La madera de aquella banca de otoño
Podía ver todo lo que ella soñaba, sacándole el polvo a sus sueños inquietos y desesperados. Había tenido cierta experiencia en hacerle perder la mirada cuando le recitaba los versos que ella solicitaba, sin siquiera saber cómo diablos conseguía dividir su realidad de la mía cuando ella soñaba despierta.
Le obsequiaba margaritas a esos ojos, acompañado de toda la ficción que guardaba en mis sueños, para que su mirada no estuviese sola cuando mi compañía no estuviese ahí con ella. La imaginaba contenta cuando estábamos distantes, un hábito que había perfeccionado en otros sueños. Solo con pensar en esa conocida mirada casual que ella tenía, lograba imaginar y adivinar; creando paisajes tranquilizadores para ese entonces.
—Además, me empecinaba en recrear todo aquello que su rostro ocultaba; profundamente después de tropezar con uno o dos triples saltos mortales de mi excéntrica locura…

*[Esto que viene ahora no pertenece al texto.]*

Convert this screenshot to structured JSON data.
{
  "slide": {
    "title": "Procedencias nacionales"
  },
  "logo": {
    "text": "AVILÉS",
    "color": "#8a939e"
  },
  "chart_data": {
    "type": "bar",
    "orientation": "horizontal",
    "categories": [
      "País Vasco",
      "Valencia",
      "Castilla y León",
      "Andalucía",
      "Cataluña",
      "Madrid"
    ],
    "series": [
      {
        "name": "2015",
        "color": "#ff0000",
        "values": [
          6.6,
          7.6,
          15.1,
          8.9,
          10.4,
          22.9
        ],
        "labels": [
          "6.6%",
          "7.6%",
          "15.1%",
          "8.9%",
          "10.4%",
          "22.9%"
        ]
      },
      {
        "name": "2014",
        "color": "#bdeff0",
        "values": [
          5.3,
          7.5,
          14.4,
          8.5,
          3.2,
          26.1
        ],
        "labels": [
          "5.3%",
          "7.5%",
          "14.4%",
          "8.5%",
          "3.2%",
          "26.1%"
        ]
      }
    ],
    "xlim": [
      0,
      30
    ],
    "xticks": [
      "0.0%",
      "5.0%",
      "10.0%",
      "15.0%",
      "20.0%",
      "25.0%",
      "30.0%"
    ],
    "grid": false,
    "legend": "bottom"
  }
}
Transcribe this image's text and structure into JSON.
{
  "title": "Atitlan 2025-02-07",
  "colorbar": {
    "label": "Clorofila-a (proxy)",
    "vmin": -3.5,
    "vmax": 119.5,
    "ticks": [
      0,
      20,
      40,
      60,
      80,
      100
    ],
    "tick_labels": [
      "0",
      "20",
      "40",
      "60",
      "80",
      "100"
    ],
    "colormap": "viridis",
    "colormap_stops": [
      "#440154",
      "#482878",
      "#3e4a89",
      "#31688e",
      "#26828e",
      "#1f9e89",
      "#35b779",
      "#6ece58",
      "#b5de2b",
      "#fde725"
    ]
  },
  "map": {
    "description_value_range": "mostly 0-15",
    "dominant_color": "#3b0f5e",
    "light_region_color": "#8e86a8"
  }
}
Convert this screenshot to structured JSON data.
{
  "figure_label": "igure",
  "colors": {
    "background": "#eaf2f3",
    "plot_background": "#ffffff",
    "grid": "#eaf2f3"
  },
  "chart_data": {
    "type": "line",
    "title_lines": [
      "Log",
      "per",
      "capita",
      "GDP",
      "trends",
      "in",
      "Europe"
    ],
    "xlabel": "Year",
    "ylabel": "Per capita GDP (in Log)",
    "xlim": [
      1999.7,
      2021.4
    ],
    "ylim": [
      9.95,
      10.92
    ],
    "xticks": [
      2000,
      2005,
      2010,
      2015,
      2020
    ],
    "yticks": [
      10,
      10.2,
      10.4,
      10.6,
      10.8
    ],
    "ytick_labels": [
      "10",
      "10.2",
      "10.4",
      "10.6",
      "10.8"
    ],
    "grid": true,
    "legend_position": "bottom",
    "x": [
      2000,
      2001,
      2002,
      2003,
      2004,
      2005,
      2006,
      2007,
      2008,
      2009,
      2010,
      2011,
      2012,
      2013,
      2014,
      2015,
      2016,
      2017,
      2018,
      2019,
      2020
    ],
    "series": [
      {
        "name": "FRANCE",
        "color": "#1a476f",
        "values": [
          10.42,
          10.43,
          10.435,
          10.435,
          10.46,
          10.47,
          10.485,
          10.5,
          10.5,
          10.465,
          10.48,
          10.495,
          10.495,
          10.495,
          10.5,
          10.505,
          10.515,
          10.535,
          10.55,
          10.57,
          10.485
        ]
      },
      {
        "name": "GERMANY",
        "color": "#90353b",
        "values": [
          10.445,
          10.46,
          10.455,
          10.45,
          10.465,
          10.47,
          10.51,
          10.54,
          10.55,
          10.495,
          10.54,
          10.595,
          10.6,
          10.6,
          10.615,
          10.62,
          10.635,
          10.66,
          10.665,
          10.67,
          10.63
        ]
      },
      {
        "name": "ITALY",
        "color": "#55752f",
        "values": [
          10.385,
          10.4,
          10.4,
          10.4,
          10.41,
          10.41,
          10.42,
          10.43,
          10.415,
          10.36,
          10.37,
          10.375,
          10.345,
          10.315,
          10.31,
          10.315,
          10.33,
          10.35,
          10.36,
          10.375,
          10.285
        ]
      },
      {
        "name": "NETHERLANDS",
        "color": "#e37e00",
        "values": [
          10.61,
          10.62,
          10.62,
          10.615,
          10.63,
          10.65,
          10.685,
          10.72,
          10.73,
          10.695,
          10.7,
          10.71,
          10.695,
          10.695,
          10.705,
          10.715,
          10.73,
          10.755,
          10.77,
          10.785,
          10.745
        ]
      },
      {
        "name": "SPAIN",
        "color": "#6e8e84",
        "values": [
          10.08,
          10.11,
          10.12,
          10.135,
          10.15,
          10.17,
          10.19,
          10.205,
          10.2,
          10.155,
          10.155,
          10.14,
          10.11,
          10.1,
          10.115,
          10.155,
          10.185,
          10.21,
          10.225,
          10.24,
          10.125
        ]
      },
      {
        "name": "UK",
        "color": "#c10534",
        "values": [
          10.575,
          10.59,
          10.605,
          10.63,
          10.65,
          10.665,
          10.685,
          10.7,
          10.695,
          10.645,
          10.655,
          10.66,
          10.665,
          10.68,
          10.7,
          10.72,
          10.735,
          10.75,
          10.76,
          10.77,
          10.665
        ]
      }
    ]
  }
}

Ella se aparecía en mis horas muertas como en una banca de otoño y podría jurar que mecía sus delicados pies en el aire mínimo, en un vaivén torpemente infantil: apoyando tenazmente su jodida cabellera castaña al viento, sobre la madera de aquella banca que ocultaba pintarrajeado el tallado de mis ojos que en esos sueños la acariciaban; que la observaban, y también a pájaros y gentes, y un gato parlanchín que se le acercaba.
Ya para entonces, el otoño llegaba, secándome la cara y sorprendiéndome también en aquella banca, enamorado malditamente de su mirada; convirtiéndome en estatua de extraño mármol.
Quería quedarme con esa mirada casual que ella tenía. Oh, cuánto quería —y que las margaritas fuesen nuestra compañía— y callaba al mismo viento de otoño cuando me perdía en esos pensamientos, matando el tiempo en sueños despiertos; convirtiéndome en un crudo crepúsculo rebosante y a la vez un tanto ingenuo por creer recrearla en esta banca.